Department of Computer Science and Operations Research (DIRO), University of Montreal, Montreal, QC, H3T1J4, Canada.
Department of Computer Science, Jordan University of Science and Technology, Ar-Ramtha, Jordan.
Sci Rep. 2024 Apr 5;14(1):8071. doi: 10.1038/s41598-024-58283-5.

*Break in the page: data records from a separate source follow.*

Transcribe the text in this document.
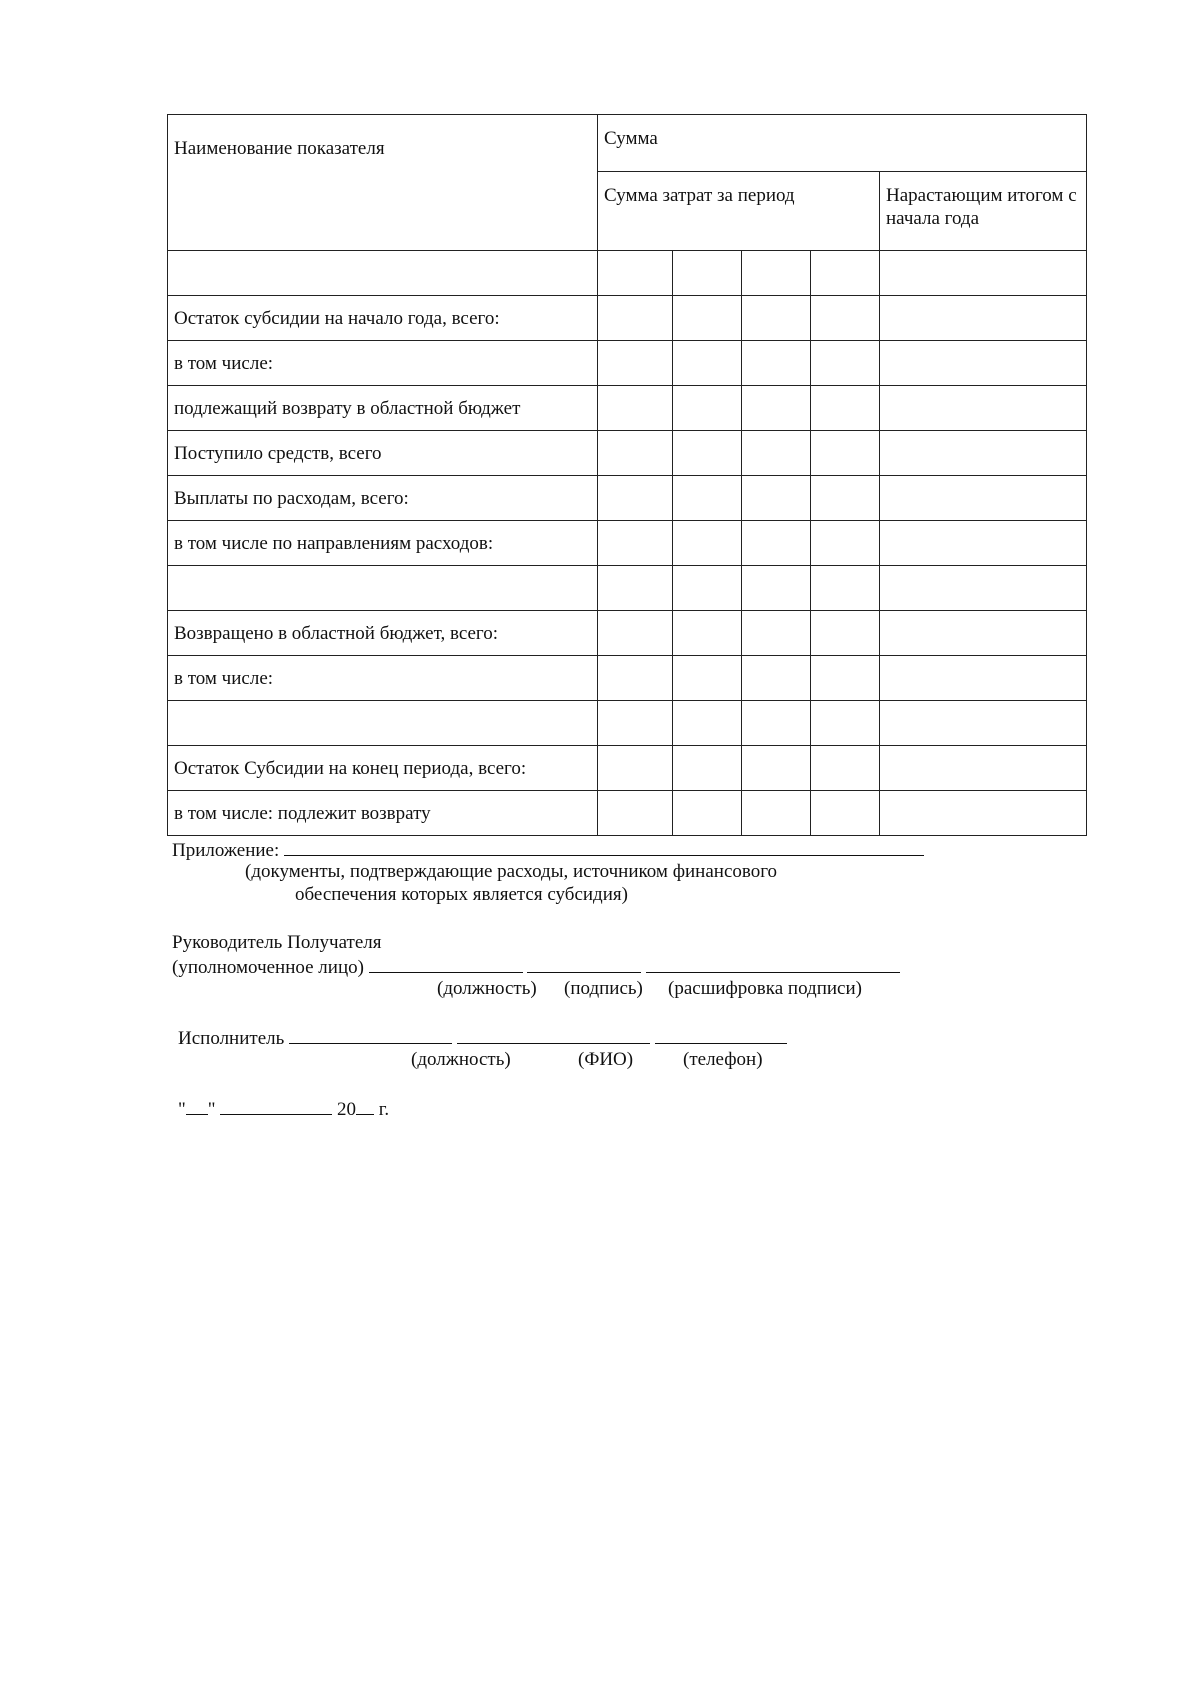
Наименование показателя	Сумма				
	Сумма затрат за период				Нарастающим итогом с начала года

Остаток субсидии на начало года, всего:					
в том числе:					
подлежащий возврату в областной бюджет					
Поступило средств, всего					
Выплаты по расходам, всего:					
в том числе по направлениям расходов:					

Возвращено в областной бюджет, всего:					
в том числе:					

Остаток Субсидии на конец периода, всего:					
в том числе: подлежит возврату					
Приложение:
(документы, подтверждающие расходы, источником финансового
обеспечения которых является субсидия)
Руководитель Получателя
(уполномоченное лицо)
(должность) (подпись) (расшифровка подписи)
Исполнитель
(должность)	(ФИО)	(телефон)
" "	20 г.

Over recent years, researchers and practitioners have encountered massive and continuous improvements in the computational resources available for their use. This allowed the use of resource-hungry Machine learning (ML) algorithms to become feasible and practical. Moreover, several advanced techniques are being used to boost the performance of such algorithms even further, which include various transfer learning techniques, data augmentation, and feature concatenation. Normally, the use of these advanced techniques highly depends on the size and nature of the dataset being used. In the case of fine-grained medical image sets, which have subcategories within the main categories in the image set, there is a need to find the combination of the techniques that work the best on these types of images. In this work, we utilize these advanced techniques to find the best combinations to build a state-of-the-art lumber disc herniation computer-aided diagnosis system. We have evaluated the system extensively and the results show that the diagnosis system achieves an accuracy of 98% when it is compared with human diagnosis.
近年来,研究人员和从业者在可用于其使用的计算资源方面取得了巨大而持续的进步。这使得资源密集型机器学习 (ML) 算法的使用变得可行和实用。此外,还使用了几种高级技术来进一步提高这些算法的性能,其中包括各种迁移学习技术、数据增强和特征连接。通常,这些高级技术的使用高度取决于正在使用的数据集的大小和性质。在精细的医学图像集中,图像集中的主类别中有子类别,因此需要找到最适合这些类型图像的技术组合。在这项工作中,我们利用这些高级技术来找到最佳组合,构建最先进的腰椎间盘突出症计算机辅助诊断系统。我们对该系统进行了广泛评估,结果表明,与人工诊断相比,该诊断系统的准确率达到 98%。